Cela ne faisait que quelques secondes qu'elle endurait sa fureur, mais elle eut l'impression que cela faisait des heures. Elle ne pouvait pas crier, ni gémir, alors elle pleurait. Elle sanglotait silencieusement, enfonçant violemment ses ongles dans la paume de sa main chaque fois que son corps encaissait un coup. 

« Alexander ! Viens là, dépêche-toi ! » hurlait-il, continuant à la rouer de coups de pieds. 

'Non !' Pensa-t-elle, terrifiée. Pas ça. 

Aussitôt la petite fille ouvrit les yeux et agrippa l'une de ses jambes, l'entourant de tout son corps, comme un koala à sa branche. 

« Non ! » 

Elle s'époumonna en hochant la tête et son père dut croire qu'elle le suppliait d'arrêter de la frapper. 

Mais ce n'était pas cela.
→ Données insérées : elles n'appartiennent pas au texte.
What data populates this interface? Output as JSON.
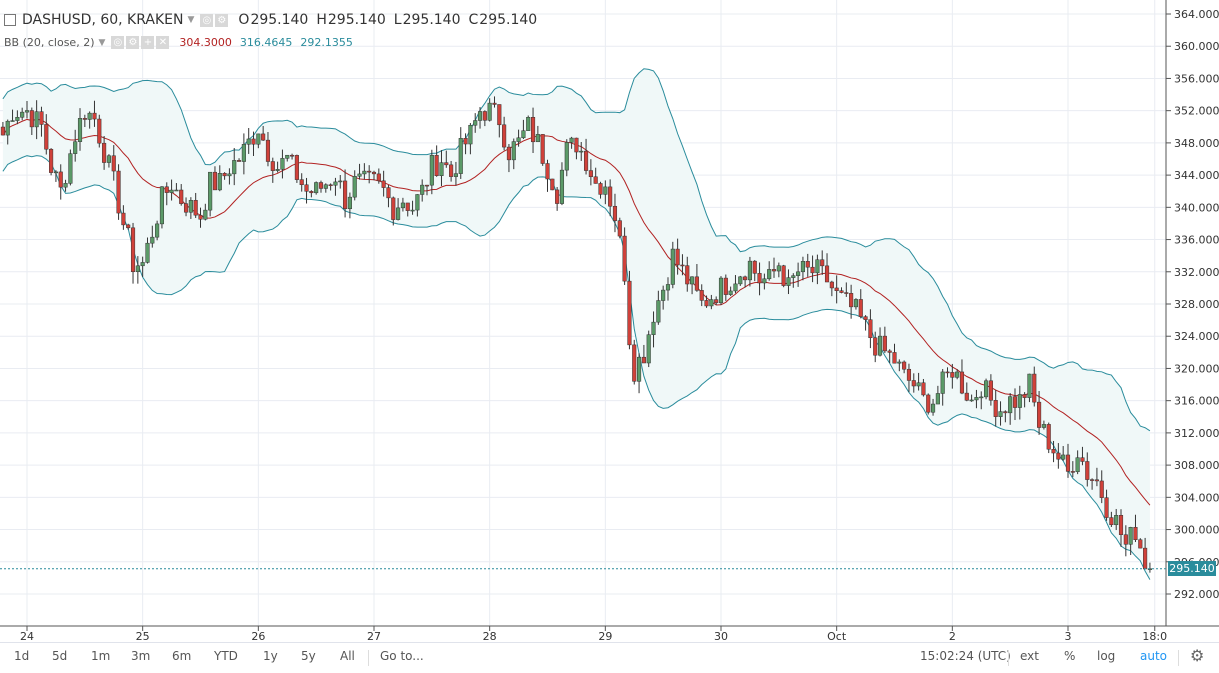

Elle ne s'adressait en fait pas à lui, mais à la petite silhouette qui était recroquevillée derrière la porte en bois et dont elle aperçu l'une des mèches de cheveux. Elle était désespérée et complément paniquée à l'idée qu'il sorte de sa cachette. 

« Arrête ! » elle continua à crier, hochant la tête dans tous les sens, alors que le garçon stoppait juste avant de se montrer, figé. 

« Ferme-là toi ! »

Son père l'envoya valser contre le mur et elle retomba comme un poids mort sur le sol. 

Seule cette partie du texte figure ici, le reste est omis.